I had never heard of Game of Thrones until Julia Gillard lost her Prime Minister job to Kevin Rudd. Then Twitter went mad with everyone saying Australian politics was “just like Game of Thrones”. Uh, maybe without the killing, they should have said, but perhaps 140 characters was not enough space to add that. All I know is, as far as I know, Julia and Kevin still have their heads – at least for now.
I have read that all the political wrangling is based on fact, the war of the roses etc, and influenced by the historical novel Ivanhoe. I was also reading the Bible books of 1st and 2nd Kings while reading this book and guess what – it was just like Game of Thrones! Martin’s use of old-fashioned words had me head frequently to the dictionary to determine whether they were from English or made up ones, but the odd Americanism also snuck in.
I might have become bored with simple fighting and bloodshed, but in the background lurks a greater threat that none of the political players are even aware of, and this is what kept me interested. Winter is coming. This is the motto of House Stark, a family that I related to in several ways, as I’ve always been big on integrity and like living 300km north of the nearest city. That mysterious atmosphere of the coming winter and the undead things that live beyond the Wall kept me hooked, and I became so drawn into this world that I had to put the book down over Christmas or risk missing out on Christmas altogether!
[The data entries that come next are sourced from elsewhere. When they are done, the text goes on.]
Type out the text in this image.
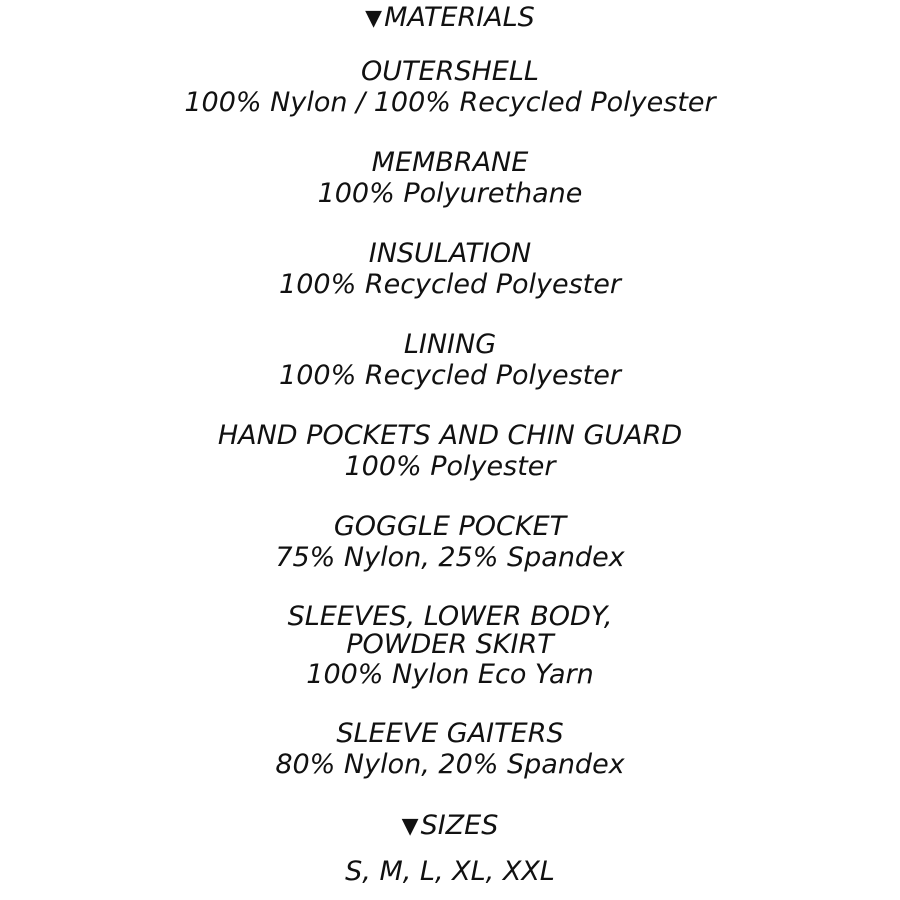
▼MATERIALS
OUTERSHELL
100% Nylon / 100% Recycled Polyester
MEMBRANE
100% Polyurethane
INSULATION
100% Recycled Polyester
LINING
100% Recycled Polyester
HAND POCKETS AND CHIN GUARD
100% Polyester
GOGGLE POCKET
75% Nylon, 25% Spandex
SLEEVES, LOWER BODY, POWDER SKIRT
100% Nylon Eco Yarn
SLEEVE GAITERS
80% Nylon, 20% Spandex
▼SIZES
S, M, L, XL, XXL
Pick it up again I did, telling myself that this would be the only book I had time to read – if I’d gone on with the series it might be weeks before the kids got their next decent meal or bath. But the book is not a standalone thing to just put down. A battle has been won, but as one minor character puts it, it is only the beginning. And like any good soap opera the book ends just when things are getting interesting.